University Symphony Orchestra

Tonight at 8 p.m.
Hill Auditorium

Tonight at Hill Auditorium, the Michigan community will have an opportunity to enjoy a timeless experience first-hand, as the University Symphony Orchestra presents its first concert of the new year. The highly acclaimed group is in the top echelon of student orchestras in the country and consists of individuals who hope to play, teach or compose music professionally. As a selective, audition-based group composed mainly of music majors, the orchestra has won many national awards and performed at Carnegie Hall.

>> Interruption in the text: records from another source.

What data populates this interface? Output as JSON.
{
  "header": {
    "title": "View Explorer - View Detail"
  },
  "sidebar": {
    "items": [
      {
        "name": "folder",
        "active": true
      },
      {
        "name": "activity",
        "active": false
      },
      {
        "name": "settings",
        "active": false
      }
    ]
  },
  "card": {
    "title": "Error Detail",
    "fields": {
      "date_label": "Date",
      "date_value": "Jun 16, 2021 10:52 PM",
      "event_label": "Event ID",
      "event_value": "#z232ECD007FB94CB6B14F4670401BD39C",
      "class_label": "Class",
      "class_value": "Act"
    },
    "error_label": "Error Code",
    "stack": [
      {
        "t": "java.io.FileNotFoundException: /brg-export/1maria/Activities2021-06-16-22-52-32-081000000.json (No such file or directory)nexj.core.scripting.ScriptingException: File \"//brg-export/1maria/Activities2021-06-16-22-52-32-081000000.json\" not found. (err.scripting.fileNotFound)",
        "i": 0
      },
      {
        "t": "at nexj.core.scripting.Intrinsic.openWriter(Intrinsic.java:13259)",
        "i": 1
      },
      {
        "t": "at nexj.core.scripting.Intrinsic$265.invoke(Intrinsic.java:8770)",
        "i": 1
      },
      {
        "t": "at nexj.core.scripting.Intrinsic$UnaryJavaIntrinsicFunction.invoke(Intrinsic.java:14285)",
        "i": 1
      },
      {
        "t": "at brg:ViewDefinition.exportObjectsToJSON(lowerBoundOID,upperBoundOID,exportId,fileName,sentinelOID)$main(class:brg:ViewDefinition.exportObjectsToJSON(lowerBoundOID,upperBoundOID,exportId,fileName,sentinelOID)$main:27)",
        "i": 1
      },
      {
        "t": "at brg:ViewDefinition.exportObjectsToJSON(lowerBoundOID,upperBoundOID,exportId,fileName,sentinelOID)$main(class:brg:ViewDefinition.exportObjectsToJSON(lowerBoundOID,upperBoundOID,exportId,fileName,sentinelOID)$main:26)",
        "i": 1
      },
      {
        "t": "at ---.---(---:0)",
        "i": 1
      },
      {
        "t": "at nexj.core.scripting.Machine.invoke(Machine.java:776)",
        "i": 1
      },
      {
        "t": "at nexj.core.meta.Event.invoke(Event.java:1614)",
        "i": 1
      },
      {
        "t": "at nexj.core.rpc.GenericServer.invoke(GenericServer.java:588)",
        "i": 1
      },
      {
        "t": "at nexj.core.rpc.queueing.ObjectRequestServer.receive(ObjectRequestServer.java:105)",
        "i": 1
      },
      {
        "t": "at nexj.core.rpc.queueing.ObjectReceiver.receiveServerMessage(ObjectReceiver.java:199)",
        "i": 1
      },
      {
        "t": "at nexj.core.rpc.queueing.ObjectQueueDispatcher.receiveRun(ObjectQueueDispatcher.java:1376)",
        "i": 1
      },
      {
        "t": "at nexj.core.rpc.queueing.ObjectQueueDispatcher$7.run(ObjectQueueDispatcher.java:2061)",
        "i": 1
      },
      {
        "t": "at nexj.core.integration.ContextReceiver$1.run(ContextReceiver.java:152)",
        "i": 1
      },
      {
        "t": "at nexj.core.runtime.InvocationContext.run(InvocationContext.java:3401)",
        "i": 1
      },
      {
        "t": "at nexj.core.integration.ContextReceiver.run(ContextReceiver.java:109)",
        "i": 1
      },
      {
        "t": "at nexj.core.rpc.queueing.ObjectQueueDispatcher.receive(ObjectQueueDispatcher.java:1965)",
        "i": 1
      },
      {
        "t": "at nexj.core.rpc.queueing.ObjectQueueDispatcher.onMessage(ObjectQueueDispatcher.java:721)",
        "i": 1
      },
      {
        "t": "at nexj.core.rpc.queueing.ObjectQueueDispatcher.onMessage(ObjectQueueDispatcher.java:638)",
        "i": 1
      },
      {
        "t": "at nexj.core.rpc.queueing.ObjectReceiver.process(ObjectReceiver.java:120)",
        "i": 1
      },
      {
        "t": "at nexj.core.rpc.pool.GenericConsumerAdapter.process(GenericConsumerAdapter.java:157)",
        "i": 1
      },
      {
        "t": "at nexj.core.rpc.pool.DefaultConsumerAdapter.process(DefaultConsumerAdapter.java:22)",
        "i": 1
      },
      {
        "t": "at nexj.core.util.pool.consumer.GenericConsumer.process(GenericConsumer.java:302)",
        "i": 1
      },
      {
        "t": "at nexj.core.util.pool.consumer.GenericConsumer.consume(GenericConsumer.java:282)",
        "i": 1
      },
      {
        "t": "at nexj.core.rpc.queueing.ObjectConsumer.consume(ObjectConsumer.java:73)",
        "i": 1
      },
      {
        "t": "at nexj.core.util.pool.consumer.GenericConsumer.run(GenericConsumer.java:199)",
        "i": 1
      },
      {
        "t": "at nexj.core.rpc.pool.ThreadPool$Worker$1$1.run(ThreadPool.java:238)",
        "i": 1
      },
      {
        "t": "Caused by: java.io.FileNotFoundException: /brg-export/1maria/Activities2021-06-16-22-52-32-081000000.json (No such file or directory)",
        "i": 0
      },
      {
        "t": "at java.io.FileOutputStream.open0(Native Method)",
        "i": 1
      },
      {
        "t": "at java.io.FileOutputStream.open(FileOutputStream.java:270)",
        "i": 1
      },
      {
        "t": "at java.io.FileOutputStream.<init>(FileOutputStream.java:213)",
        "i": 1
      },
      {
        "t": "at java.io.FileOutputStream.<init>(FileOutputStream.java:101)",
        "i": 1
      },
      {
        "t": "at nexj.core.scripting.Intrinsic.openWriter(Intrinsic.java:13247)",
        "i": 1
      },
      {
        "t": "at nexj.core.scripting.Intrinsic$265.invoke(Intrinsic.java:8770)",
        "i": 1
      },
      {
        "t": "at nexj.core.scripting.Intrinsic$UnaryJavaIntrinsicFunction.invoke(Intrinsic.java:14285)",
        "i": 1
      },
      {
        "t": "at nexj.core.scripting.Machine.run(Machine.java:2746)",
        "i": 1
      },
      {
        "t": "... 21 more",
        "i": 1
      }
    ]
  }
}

At tonight’s upcoming concert, the main piece that will be played is “Symphony No. 4,” written during WWI by the Danish composer Carl Nielsen. Kenneth Kiesler, director of University orchestras and professor of conducting explained how this piece, named the “Inextinguishable Symphony,” expresses a message of “inextinguishable” desire to surmount any challenges. The song is melodious and optimistic, featuring a tympani battle and ending on a victorious and triumphant note.

The orchestra will also perform Rachmaninoff’s “Piano Concerto No. 2,” accompanied on the piano by MT&D graduate Siyuan Li, the winner of the annual School of Music, Theatre & Dance concerto competition. Kiesler mentioned that this popular piece is popular and a classic for symphony orchestras to perform.

Kiesler said he chose eminent works that have stood the test of time for the performance. For the group’s next concert, in February, the orchestra will be performing new works developed by University composers. Therefore, for the concert tonight, Kiesler wanted the students in the group and the audience to experience world-renowned pieces.

“We do a variety of music during the year. We do old music and new music, music from different countries and by different composers, (including) standards like Beethoven and Tchaikovsky and Shubert,” Kiesler said. “We’ll also do music by Gershwin or Bernstein, and in this case we are doing Russian Romantic music from the Romantic era. We are doing pieces that are technically demanding but also very beautiful for the audience to hear.”

One of the most essential elements of a performance is for the music to connect the audience and the musicians, enabling the audience to transcend popular music and revel in the classics.

“The music doesn’t exist only for itself, it communicates something,” Kiesler said. “After all, it is the greatest creation of the human spirit.”